Analog hört man immer wieder von Saufbildern diverser Menschen, die von Chefs gefunden werden, bei deren Bewerbungsgesprächen. Hier müsste sich vielleicht einfach die Mentalität dahingehend ändern, dass man keine Übermenschen mehr erwartet, sondern einsieht, dass es nichts über die Kompetenz eines Menschen aussagt, dass dieser in seinem Leben einst Fehler gemacht hat.

Freilich können solche Dinge auch aus Versehen passieren. Meine alte Schule hat zum Beispiel einmal in einem Elternbrief Telefonnummern, Mailadressen und Adressen von nachhilfeanbietenden Schülern veröffentlicht. Sie hat diesen Elternbrief auch im Internet veröffentlicht. Normalerweise werden solche Informationen vorher aus den Elternbriefen entfernt, an dieser Stelle hatte man das einfach vergessen.

So fand eine Person von der ich das eigentlich nicht wollte meinen Namen und meine Telefonnummer per Suchmaschine heraus. Ich schrieb natürlich die Schule sofort an, und sie hat das korrigiert, doch im Cache von Google blieb das Ganze noch recht lange erhalten. Und noch heute findet man es, wenn man sucht, in einigen Web-Archiven.

Das ist nicht schön. Noch viel schlimmer wäre es, wenn es wirklich irgendwelches verfängliches Material wäre. Aber einen "Radiergummi" dafür gibt es nicht. Kann es auch nicht geben. Das Einzige was möglich ist ist, dafür zu sorgen dass man es in den Hauptstrom-Suchmaschinen nicht findet (was ein Vorschlag des Innenministers war) - aber es gibt genügend nichthauptstromige Suchmaschinen. Es könnte nichtkommerzielle Suchmaschinen geben. Und es gibt Dinge wie Freenet. Damit wird die breite Masse zwar keinen Zugang mehr dazu finden, aber die Leute, die sich dafür interessieren, und explizit Nachforschungen anstellen - also normalerweise genau die Leute die negative Interessen damit verbinden - finden es trotzdem.

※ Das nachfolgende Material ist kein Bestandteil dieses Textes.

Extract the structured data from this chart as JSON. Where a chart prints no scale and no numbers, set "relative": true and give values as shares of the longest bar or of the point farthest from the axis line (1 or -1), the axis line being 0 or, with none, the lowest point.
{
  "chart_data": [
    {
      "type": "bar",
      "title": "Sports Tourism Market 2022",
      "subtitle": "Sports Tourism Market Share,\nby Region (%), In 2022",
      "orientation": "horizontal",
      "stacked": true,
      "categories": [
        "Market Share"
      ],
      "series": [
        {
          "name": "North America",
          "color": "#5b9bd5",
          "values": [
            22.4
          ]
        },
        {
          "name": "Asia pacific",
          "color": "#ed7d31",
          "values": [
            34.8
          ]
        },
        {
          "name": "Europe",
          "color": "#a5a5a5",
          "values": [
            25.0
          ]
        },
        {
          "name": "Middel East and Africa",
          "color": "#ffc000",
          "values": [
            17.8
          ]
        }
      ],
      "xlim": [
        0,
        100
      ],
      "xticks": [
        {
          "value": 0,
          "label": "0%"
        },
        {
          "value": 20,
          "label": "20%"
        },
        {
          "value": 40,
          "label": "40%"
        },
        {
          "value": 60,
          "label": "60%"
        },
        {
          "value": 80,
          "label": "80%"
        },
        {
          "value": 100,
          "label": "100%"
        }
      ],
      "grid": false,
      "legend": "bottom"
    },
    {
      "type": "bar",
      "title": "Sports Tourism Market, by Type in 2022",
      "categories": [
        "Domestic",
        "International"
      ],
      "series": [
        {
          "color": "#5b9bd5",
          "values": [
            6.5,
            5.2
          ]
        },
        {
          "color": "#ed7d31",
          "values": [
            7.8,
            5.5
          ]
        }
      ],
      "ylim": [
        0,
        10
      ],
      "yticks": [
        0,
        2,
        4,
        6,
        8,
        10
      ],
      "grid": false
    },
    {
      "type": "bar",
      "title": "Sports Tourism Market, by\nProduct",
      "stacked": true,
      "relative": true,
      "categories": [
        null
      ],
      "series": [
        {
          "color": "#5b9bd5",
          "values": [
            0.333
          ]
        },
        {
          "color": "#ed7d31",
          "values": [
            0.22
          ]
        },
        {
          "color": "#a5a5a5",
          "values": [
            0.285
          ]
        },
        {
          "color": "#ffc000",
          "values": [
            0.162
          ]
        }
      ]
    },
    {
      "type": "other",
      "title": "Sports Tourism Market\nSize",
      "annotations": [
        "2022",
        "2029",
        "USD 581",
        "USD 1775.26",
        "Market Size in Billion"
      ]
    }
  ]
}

Wann immer ich etwas kritisches ins Netz stelle, versehe ich es entweder mit einem Passwort oder sorge dafür dass es in keinem Dateiindex auftritt. Ich denke, man sollte hier einfach umdenken. Das Internet galt lange als Fortschrittsmotor, und man musste unbedingt alles ins Netz stellen, ad absurdum. Heute, mit etwas mehr Erfahrung, kann man hinterfragen warum zum Beispiel sowas wie ein Elternbrief überhaupt frei zugänglich im Netz veröffentlicht wird, oder ob es nicht besser wäre, eine Zugangsbeschränkung einzustellen. Dass eine Schule Webdienste anbietet ist nichts intrinsisch Schlechtes, und dass man alle wichtigen Briefe dort nochmal abrufen kann ist sicher sinnvoll. Man könnte hier jedem Schüler defaultmäßig ein Passwort geben, und den Eltern entsprechend, und so das Webangebot auf Schüler beschränken. Ich bin der Meinung, Schulen sollten grundsätzlich ohnehin für Schüler frei zugängliche Rechnerpools haben, was ein Accounting voraussetzt - man könnte beides koppeln.

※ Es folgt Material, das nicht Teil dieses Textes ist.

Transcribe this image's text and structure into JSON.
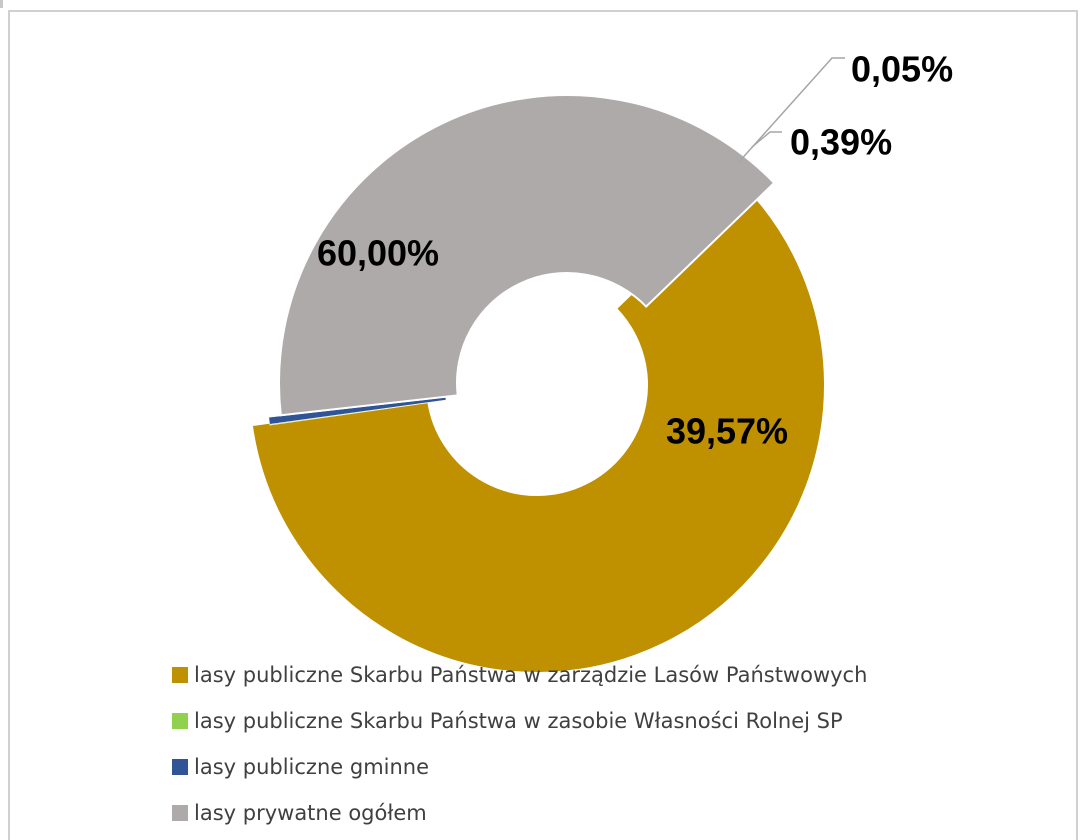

Auch warum Menschen private Videos allen Leuten zugänglich machen ist mir ein Rätsel. Zumal die meisten Videohoster bereits eine Option haben, dass nur ausgewählte Personen die Videos sehen können. Und selbst dann frage ich mich, warum man sie an kommerzielle werbefinanzierte Videohoster übergibt. Hier wäre es vielleicht sinnvoll, den Leuten Homeserver näherzubringen, oder zumindest eigene VServer. Oder eben ein kostenpflichtiges Angebot, das dann aber seinen Service auch auf maximale Zugriffskontrolle zuschneiden kann.

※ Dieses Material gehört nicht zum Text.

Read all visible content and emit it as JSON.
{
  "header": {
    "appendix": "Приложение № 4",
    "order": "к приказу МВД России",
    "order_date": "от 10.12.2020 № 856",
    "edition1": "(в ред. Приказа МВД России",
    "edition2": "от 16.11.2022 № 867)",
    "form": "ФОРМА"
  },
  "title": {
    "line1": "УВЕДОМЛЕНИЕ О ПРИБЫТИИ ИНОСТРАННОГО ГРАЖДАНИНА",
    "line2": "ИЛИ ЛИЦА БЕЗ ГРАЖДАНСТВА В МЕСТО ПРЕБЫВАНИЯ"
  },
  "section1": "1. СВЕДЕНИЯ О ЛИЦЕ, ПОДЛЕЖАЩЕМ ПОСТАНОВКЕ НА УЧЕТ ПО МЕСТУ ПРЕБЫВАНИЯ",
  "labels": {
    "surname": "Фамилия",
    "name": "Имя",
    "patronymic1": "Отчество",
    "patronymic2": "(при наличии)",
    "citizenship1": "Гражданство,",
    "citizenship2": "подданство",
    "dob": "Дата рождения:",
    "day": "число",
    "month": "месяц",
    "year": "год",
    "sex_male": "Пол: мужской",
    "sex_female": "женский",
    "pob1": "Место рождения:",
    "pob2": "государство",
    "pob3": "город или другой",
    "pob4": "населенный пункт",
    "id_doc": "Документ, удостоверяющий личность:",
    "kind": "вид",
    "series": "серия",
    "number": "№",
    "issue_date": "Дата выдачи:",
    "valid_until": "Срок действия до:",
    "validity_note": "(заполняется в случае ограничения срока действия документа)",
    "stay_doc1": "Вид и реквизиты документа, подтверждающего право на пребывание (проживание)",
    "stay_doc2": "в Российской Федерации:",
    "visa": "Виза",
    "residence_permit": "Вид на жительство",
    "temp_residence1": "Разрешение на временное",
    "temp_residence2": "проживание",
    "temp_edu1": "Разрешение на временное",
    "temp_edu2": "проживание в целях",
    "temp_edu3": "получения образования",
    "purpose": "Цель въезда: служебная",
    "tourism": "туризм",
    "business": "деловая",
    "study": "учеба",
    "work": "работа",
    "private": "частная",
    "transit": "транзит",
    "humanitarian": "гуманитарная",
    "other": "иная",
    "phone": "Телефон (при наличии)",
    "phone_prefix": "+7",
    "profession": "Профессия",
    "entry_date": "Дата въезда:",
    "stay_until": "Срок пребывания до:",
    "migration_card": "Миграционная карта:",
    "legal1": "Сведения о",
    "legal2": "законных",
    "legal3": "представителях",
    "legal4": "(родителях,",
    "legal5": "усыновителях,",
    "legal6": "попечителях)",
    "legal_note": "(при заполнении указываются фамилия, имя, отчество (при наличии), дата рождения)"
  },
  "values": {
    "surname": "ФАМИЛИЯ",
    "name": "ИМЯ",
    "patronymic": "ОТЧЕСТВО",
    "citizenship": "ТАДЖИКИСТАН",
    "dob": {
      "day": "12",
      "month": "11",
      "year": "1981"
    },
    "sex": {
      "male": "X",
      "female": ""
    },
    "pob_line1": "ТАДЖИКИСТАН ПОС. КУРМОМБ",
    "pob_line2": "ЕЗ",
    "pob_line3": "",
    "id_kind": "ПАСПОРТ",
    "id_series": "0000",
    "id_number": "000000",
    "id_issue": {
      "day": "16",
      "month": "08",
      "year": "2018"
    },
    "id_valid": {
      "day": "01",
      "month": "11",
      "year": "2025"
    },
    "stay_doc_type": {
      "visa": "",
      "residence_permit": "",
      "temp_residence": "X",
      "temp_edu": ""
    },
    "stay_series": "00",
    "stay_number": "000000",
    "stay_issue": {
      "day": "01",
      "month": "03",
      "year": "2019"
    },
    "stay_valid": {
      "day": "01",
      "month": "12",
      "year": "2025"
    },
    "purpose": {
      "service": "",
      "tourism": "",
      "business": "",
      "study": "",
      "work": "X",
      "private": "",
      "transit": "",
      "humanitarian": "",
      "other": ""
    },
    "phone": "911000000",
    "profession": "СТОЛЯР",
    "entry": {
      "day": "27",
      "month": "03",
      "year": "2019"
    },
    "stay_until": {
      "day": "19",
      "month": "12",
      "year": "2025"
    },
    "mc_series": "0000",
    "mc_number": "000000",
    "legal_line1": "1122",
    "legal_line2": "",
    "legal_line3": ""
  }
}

Ein Radiergummi ist jedenfalls weder eine neue Idee, noch eine sinnvolle Idee. Alleine der Begriff sugeriert, dass Daten irgendwo "fest" eingeschrieben sind - eine solche Begriffsbildung löst keine Probleme, im Gegenteil, ich denke, sie gehört mit zum Problem. Das Problem ist eben gerade die "Flüssigkeit" der Daten im Netz. Freilich ist die Information die ich zu einem bestimmten Zeitpunkt herunterlade irgendwo auf einem Server gespeichert. Aber wenn tausende von Menschen sie herunterladen können werden sie auch auf deren Rechnern gespeichert. Und potenziell auf deren Webseiten, oder in irgendwelchen Caches.

Ja, Probleme sind da. Lösungen bisher leider keine. Bildung und ein verantwortungsvoller Umgang wären ein Anfang. Vor Allem tragen sie vermutlich eher zur Lösung bei als alte bereits verworfene Ideen wieder neu aufzukochen.

Nun, de Maiziere hat anscheinend noch einige andere Dinge gesagt. Leider finde ich in der obigen Quelle keine Quellenangabe der gesamten Thesen. Ist auch nicht so wichtig. Ich wollte ohnehin nur auf den Radiergummi eingehen.